雷[イカズチ]
風邪を切り、音を置き去りにし、まるで閃光のよな速さで入り組んだ建物内をイカズチは進む。
ターゲットは何処だ。
船の周りには来ているはずだ。
その時後ろから何かもの音がした。
「何奴」
しかし、イカズチが振り向くとそこには何も無かった。
〜〜〜
ふぅ、危ない危ない、もう少しで見つかるところだった。
アスは心の中で安堵しながら呟く。
私のかくれんぼスキルはA+です!!ってね。
…………でもこれマスターが言ってたけどどういう意味だろう?
アスは天井に張り付きイカズチが去るのを待ちながらそんな事を考えていた。
あーあ、早く終わらせてマスターにベタベタくっつきたい。
私もあっちが良かったなーまぁ帰ったらその分甘えれば良いし~マスターはなんだんだで許してくれるしマスターはいいマスターだよね。
━━ストッ
突然自分の真横に刃物が突き立てられる。
アスは危機を感じ飛び降りると先程までアスのいた所には無数の刃物が突き立てられた。
この投擲、見た事あるかも。
「避けたか、中々やるな」
「それはどうも」
「だがそれだけだ」
「ッ?!」
男は一瞬にしてアスの前に立ち鳩尾に向けて拳を振るう。
「ガハッ!?」
それを避けることの出来なかったアスはその一撃をもろに食らうことになり、口からは擬似的な血が吐き出された。
「ぐっ、うぅぅ」
殴られた勢いのまま後ろに飛び距離を取ろうと測るが閃光のように動くイカズチ相手には距離を取るなど意味の無いものだった。

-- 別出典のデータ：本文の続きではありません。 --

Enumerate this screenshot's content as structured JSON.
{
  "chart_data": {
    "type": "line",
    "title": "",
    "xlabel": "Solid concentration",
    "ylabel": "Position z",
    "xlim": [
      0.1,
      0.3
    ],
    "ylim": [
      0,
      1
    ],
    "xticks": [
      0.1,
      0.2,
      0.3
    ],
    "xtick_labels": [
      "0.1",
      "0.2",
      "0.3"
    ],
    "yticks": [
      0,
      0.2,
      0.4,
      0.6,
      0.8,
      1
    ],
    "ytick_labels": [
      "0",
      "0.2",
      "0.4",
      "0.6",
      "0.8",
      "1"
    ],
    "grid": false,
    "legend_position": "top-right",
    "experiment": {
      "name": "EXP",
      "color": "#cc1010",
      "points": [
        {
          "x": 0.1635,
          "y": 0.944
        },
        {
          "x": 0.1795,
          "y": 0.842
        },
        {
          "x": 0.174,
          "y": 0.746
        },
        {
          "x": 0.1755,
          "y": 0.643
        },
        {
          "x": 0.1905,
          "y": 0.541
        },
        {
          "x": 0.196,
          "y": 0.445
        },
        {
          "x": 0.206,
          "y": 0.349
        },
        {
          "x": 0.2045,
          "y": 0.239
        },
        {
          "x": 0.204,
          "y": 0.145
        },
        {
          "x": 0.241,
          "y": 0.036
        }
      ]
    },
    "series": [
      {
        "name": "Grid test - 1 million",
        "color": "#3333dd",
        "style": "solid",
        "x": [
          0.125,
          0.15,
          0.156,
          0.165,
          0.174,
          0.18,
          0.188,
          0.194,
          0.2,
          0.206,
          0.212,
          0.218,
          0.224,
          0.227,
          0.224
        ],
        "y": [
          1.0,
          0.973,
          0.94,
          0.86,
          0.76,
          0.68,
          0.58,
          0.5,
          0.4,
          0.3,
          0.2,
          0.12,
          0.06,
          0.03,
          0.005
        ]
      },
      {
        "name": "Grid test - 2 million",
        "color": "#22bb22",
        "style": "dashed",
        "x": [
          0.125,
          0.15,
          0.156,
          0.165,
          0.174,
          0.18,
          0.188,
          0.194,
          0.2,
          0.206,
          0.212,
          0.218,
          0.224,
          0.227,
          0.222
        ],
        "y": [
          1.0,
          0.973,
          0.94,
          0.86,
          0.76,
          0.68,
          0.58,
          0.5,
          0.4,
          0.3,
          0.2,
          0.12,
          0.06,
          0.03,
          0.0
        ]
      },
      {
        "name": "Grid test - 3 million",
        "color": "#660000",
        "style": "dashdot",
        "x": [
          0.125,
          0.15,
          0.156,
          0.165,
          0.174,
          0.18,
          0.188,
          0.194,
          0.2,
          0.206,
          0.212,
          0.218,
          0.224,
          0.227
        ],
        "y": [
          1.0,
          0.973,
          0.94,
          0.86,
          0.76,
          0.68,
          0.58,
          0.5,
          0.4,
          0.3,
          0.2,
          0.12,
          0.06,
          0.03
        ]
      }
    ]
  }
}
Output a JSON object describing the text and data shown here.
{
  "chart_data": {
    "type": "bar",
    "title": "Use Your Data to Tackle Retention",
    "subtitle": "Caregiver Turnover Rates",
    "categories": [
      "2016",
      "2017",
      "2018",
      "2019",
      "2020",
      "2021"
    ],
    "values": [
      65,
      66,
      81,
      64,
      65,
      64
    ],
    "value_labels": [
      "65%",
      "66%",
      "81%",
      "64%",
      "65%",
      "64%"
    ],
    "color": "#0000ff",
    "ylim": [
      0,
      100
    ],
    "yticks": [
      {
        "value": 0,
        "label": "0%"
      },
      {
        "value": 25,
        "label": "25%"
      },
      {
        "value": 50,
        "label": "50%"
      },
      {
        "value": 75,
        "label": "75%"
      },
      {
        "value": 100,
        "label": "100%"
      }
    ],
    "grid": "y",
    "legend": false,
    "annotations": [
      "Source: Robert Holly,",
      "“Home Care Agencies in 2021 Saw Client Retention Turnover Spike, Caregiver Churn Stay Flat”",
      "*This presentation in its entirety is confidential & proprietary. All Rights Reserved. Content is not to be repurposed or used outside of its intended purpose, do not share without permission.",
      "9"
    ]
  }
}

アスが飛び退き着地した瞬間には既にイカズチは目の前で拳を振るっているのだ。
「っうぅぅう!!」
咄嗟に腕を出してガードをするが凄まじい速度の乗った拳はその腕に甚大なダメージを与える。
どうしよう、このままだと機能停止する。
考えないと、生きてマスターのところに変える方法を。
アスはイカズチの拳に耐えながら思考を巡らせる。
何か弱点はないのか、何か抜け道はないのか。
━━━━これだ。これなら抜け出せるかもしれない
希望の光が見えたアスの顔には自然と笑みが浮かんでいた。